Это состояние трагического оптимизма, демонстративного социального бесстрашия (а вернее, все-таки, наверное, легкомыслия) очень скоро ему понадобится. Теперь уже Немирович, сдав сложнейшее свое двухсезонное дежурство, уехал с Музыкальной студией на гастроли в Америку, и все сложности (а они были в то время огромны) как внутренних, так и внешних отношений выпали на долю К. С. Собственно говоря, сложным тогда было всё. Но существовало три особенно трудных, в то же время принципиально важных зоны свалившейся на него ответственности. Первая — необходимость постоянно быть в контакте с руководящими культурными инстанциями, которым подчинялся театр.
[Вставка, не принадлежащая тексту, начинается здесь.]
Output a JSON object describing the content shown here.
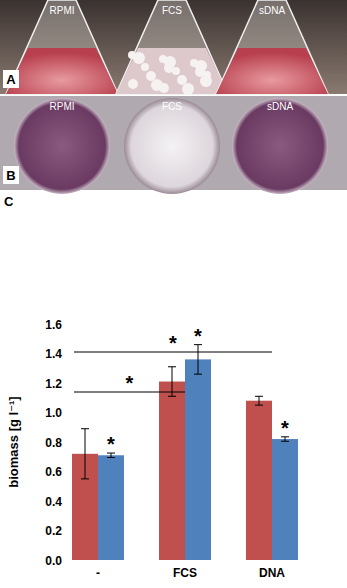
{
  "panels": [
    {
      "label": "A",
      "captions": [
        "RPMI",
        "FCS",
        "sDNA"
      ]
    },
    {
      "label": "B",
      "captions": [
        "RPMI",
        "FCS",
        "sDNA"
      ]
    }
  ],
  "chart_data": {
    "type": "bar",
    "panel_label": "C",
    "y_label": "biomass [g l⁻¹]",
    "categories": [
      "-",
      "FCS",
      "DNA"
    ],
    "series": [
      {
        "color": "#c0504d",
        "values": [
          0.72,
          1.21,
          1.08
        ],
        "errors": [
          0.17,
          0.1,
          0.03
        ]
      },
      {
        "color": "#4f81bd",
        "values": [
          0.71,
          1.36,
          0.82
        ],
        "errors": [
          0.015,
          0.1,
          0.015
        ]
      }
    ],
    "ylim": [
      0,
      1.6
    ],
    "yticks": [
      {
        "value": 0,
        "label": "0.0"
      },
      {
        "value": 0.2,
        "label": "0.2"
      },
      {
        "value": 0.4,
        "label": "0.4"
      },
      {
        "value": 0.6,
        "label": "0.6"
      },
      {
        "value": 0.8,
        "label": "0.8"
      },
      {
        "value": 1.0,
        "label": "1.0"
      },
      {
        "value": 1.2,
        "label": "1.2"
      },
      {
        "value": 1.4,
        "label": "1.4"
      },
      {
        "value": 1.6,
        "label": "1.6"
      }
    ],
    "grid": false,
    "annotations": [
      {
        "text": "*",
        "series": 1,
        "category": 0
      },
      {
        "text": "*",
        "series": 1,
        "category": 1
      },
      {
        "text": "*",
        "series": 1,
        "category": 2
      }
    ],
    "significance": [
      {
        "from": 0,
        "to": 1,
        "text": "*"
      },
      {
        "from": 0,
        "to": 2,
        "text": "*"
      }
    ]
  }
}
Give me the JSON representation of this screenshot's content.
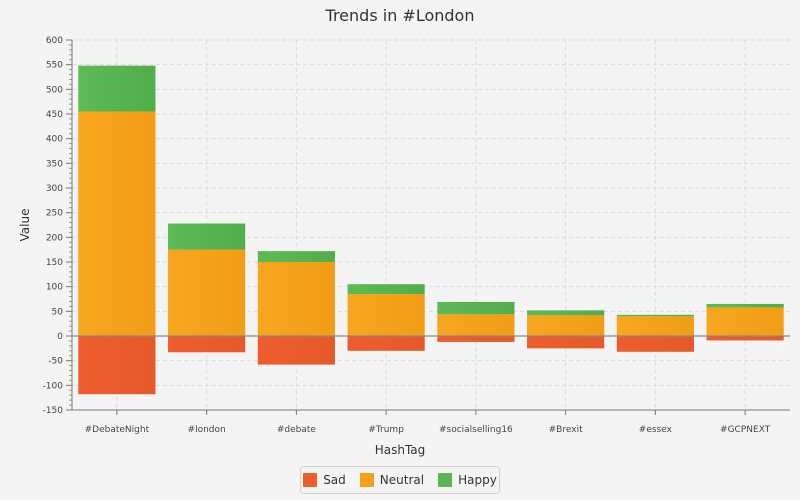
{
  "chart_data": {
    "type": "bar",
    "stacked": true,
    "title": "Trends in #London",
    "xlabel": "HashTag",
    "ylabel": "Value",
    "ylim": [
      -150,
      600
    ],
    "yticks_major": [
      -150,
      -100,
      -50,
      0,
      50,
      100,
      150,
      200,
      250,
      300,
      350,
      400,
      450,
      500,
      550,
      600
    ],
    "grid": true,
    "legend_position": "bottom-center",
    "categories": [
      "#DebateNight",
      "#london",
      "#debate",
      "#Trump",
      "#socialselling16",
      "#Brexit",
      "#essex",
      "#GCPNEXT"
    ],
    "series": [
      {
        "name": "Sad",
        "color": "#ee5d2e",
        "values": [
          -118,
          -33,
          -58,
          -30,
          -12,
          -25,
          -32,
          -9
        ]
      },
      {
        "name": "Neutral",
        "color": "#f5a21b",
        "values": [
          455,
          175,
          150,
          85,
          44,
          42,
          40,
          58
        ]
      },
      {
        "name": "Happy",
        "color": "#5ab553",
        "values": [
          93,
          53,
          22,
          20,
          25,
          10,
          3,
          7
        ]
      }
    ]
  }
}
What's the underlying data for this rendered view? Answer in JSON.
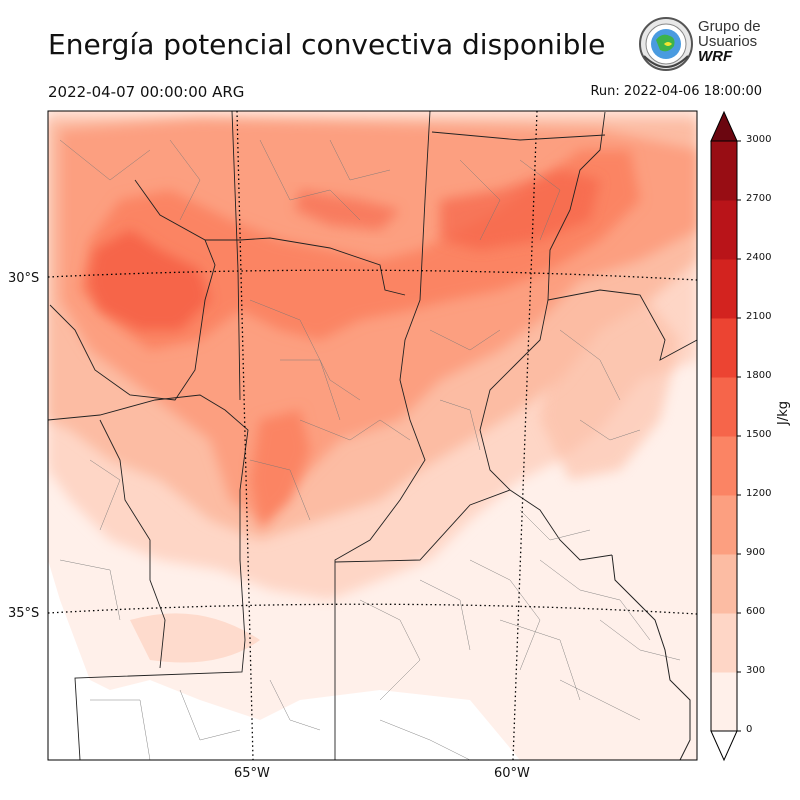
{
  "header": {
    "title": "Energía potencial convectiva disponible",
    "valid_time": "2022-04-07 00:00:00 ARG",
    "run_time": "Run: 2022-04-06 18:00:00"
  },
  "logo": {
    "line1": "Grupo de",
    "line2": "Usuarios",
    "line3": "WRF"
  },
  "map": {
    "lat_labels": [
      "30°S",
      "35°S"
    ],
    "lon_labels": [
      "65°W",
      "60°W"
    ]
  },
  "colorbar": {
    "unit": "J/kg",
    "ticks": [
      "0",
      "300",
      "600",
      "900",
      "1200",
      "1500",
      "1800",
      "2100",
      "2400",
      "2700",
      "3000"
    ],
    "colors": [
      "#fff0ea",
      "#fed6c6",
      "#fcbca3",
      "#fc9f80",
      "#fb8464",
      "#f6654a",
      "#ec4432",
      "#d3231f",
      "#b91419",
      "#980d14"
    ],
    "extend_color": "#6b0610"
  }
}
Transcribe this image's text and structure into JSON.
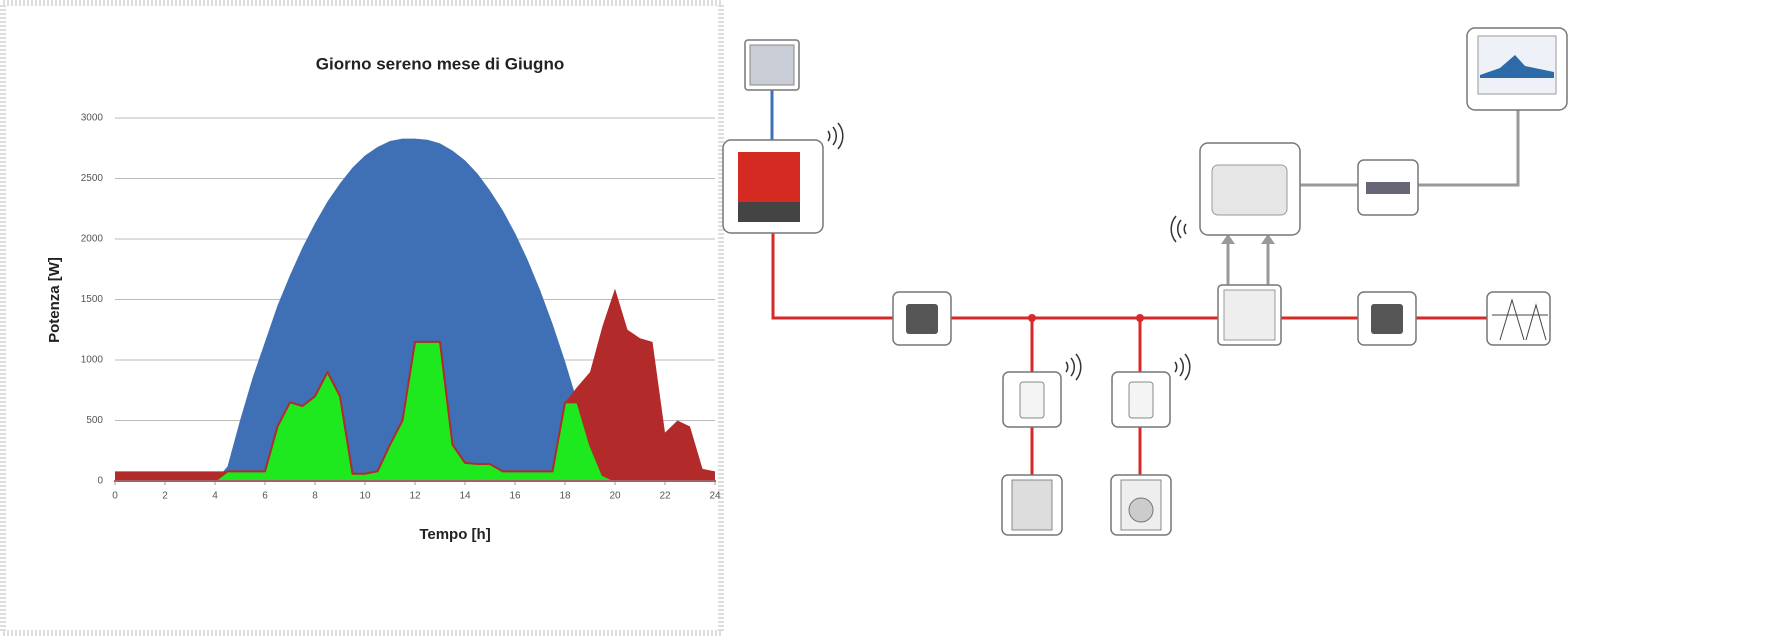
{
  "chart_data": {
    "type": "area",
    "title": "Giorno sereno mese di Giugno",
    "x_label": "Tempo [h]",
    "y_label": "Potenza [W]",
    "x": [
      0,
      0.5,
      1,
      1.5,
      2,
      2.5,
      3,
      3.5,
      4,
      4.5,
      5,
      5.5,
      6,
      6.5,
      7,
      7.5,
      8,
      8.5,
      9,
      9.5,
      10,
      10.5,
      11,
      11.5,
      12,
      12.5,
      13,
      13.5,
      14,
      14.5,
      15,
      15.5,
      16,
      16.5,
      17,
      17.5,
      18,
      18.5,
      19,
      19.5,
      20,
      20.5,
      21,
      21.5,
      22,
      22.5,
      23,
      23.5,
      24
    ],
    "series": [
      {
        "color": "#3f6fb5",
        "values": [
          0,
          0,
          0,
          0,
          0,
          0,
          0,
          0,
          0,
          120,
          500,
          850,
          1150,
          1450,
          1700,
          1930,
          2130,
          2310,
          2460,
          2590,
          2690,
          2760,
          2810,
          2830,
          2830,
          2820,
          2790,
          2730,
          2650,
          2540,
          2400,
          2240,
          2050,
          1830,
          1580,
          1300,
          990,
          650,
          300,
          50,
          0,
          0,
          0,
          0,
          0,
          0,
          0,
          0,
          0
        ]
      },
      {
        "color": "#b22a2a",
        "values": [
          80,
          80,
          80,
          80,
          80,
          80,
          80,
          80,
          80,
          80,
          80,
          80,
          80,
          450,
          650,
          620,
          700,
          900,
          700,
          60,
          60,
          80,
          300,
          500,
          1150,
          1150,
          1150,
          300,
          150,
          140,
          140,
          80,
          80,
          80,
          80,
          80,
          650,
          780,
          900,
          1280,
          1590,
          1250,
          1180,
          1150,
          400,
          500,
          450,
          100,
          80
        ]
      },
      {
        "color": "#1ee81e",
        "values": [
          0,
          0,
          0,
          0,
          0,
          0,
          0,
          0,
          0,
          80,
          80,
          80,
          80,
          450,
          650,
          620,
          700,
          900,
          700,
          60,
          60,
          80,
          300,
          500,
          1150,
          1150,
          1150,
          300,
          150,
          140,
          140,
          80,
          80,
          80,
          80,
          80,
          650,
          650,
          300,
          50,
          0,
          0,
          0,
          0,
          0,
          0,
          0,
          0,
          0
        ]
      }
    ],
    "xlim": [
      0,
      24
    ],
    "xticks": [
      0,
      2,
      4,
      6,
      8,
      10,
      12,
      14,
      16,
      18,
      20,
      22,
      24
    ],
    "ylim": [
      0,
      3000
    ],
    "yticks": [
      0,
      500,
      1000,
      1500,
      2000,
      2500,
      3000
    ],
    "grid": true
  }
}
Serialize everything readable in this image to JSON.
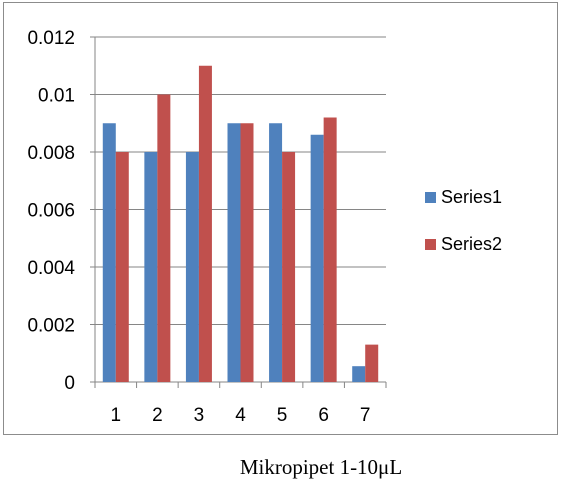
{
  "chart_data": {
    "type": "bar",
    "categories": [
      "1",
      "2",
      "3",
      "4",
      "5",
      "6",
      "7"
    ],
    "series": [
      {
        "name": "Series1",
        "color": "#4F81BD",
        "values": [
          0.009,
          0.008,
          0.008,
          0.009,
          0.009,
          0.0086,
          0.00055
        ]
      },
      {
        "name": "Series2",
        "color": "#C0504D",
        "values": [
          0.008,
          0.01,
          0.011,
          0.009,
          0.008,
          0.0092,
          0.0013
        ]
      }
    ],
    "y_ticks": [
      "0",
      "0.002",
      "0.004",
      "0.006",
      "0.008",
      "0.01",
      "0.012"
    ],
    "ylim": [
      0,
      0.012
    ],
    "grid": true,
    "legend_position": "right"
  },
  "caption": "Mikropipet 1-10μL"
}
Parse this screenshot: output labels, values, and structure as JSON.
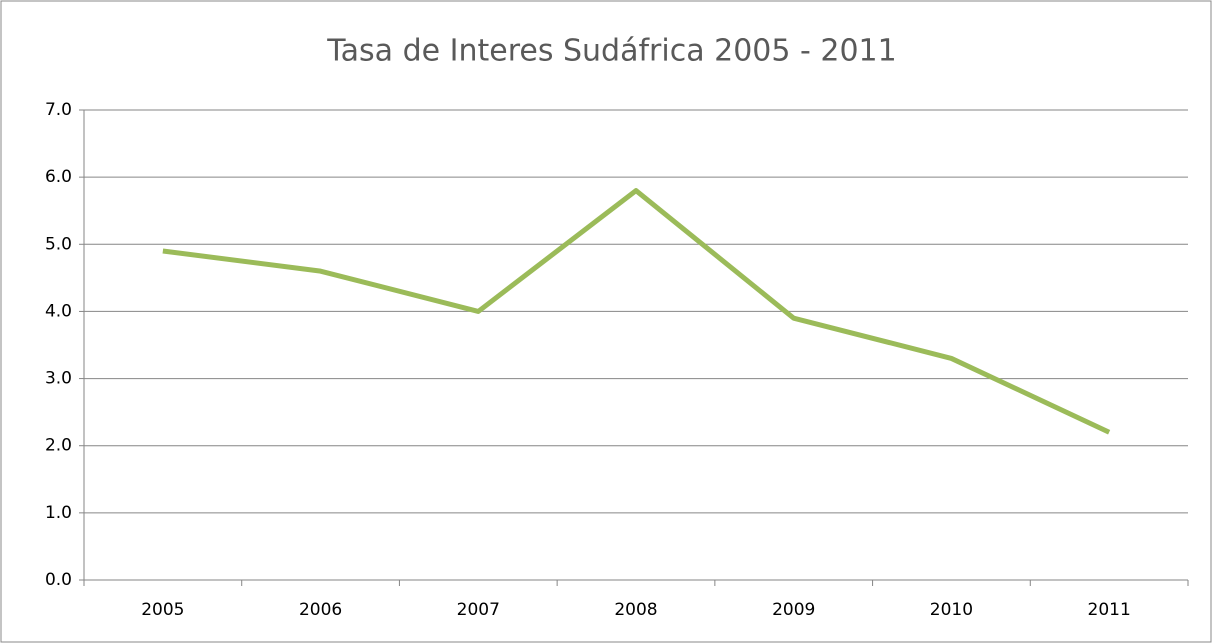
{
  "chart_data": {
    "type": "line",
    "title": "Tasa de Interes Sudáfrica 2005 - 2011",
    "categories": [
      "2005",
      "2006",
      "2007",
      "2008",
      "2009",
      "2010",
      "2011"
    ],
    "series": [
      {
        "color": "#9bbb59",
        "values": [
          4.9,
          4.6,
          4.0,
          5.8,
          3.9,
          3.3,
          2.2
        ]
      }
    ],
    "ylim": [
      0,
      7
    ],
    "yticks": [
      {
        "value": 0,
        "label": "0.0"
      },
      {
        "value": 1,
        "label": "1.0"
      },
      {
        "value": 2,
        "label": "2.0"
      },
      {
        "value": 3,
        "label": "3.0"
      },
      {
        "value": 4,
        "label": "4.0"
      },
      {
        "value": 5,
        "label": "5.0"
      },
      {
        "value": 6,
        "label": "6.0"
      },
      {
        "value": 7,
        "label": "7.0"
      }
    ],
    "grid": true
  }
}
Это требовало тонкой дипломатии, мудро осторожной, но одновременно и твердой, без чего театр легко мог превратиться в игрушку внешне амбициозных, но внутренне зависимых, боящихся за свое положение большевистских чиновников, находившихся к тому же в сложных, переменчивых иерархических и личных отношениях друг с другом. Как ни странно для тех, кто вопреки логике и очевидности предпочитает видеть в К. С. человека непрактичного, далекого от жизни, он прекрасно справлялся с этой задачей (см. Приложение, с. 372, 425, 426). Пожалуй, он справлялся с ней в некотором смысле даже успешнее, чем Немирович, так как предпочитал обороне наступление. В эти короткие, единственные за всю историю Художественного театра сезоны своего единоначалия К. С. проявил способность преодолевать, казалось бы, непреодолимое.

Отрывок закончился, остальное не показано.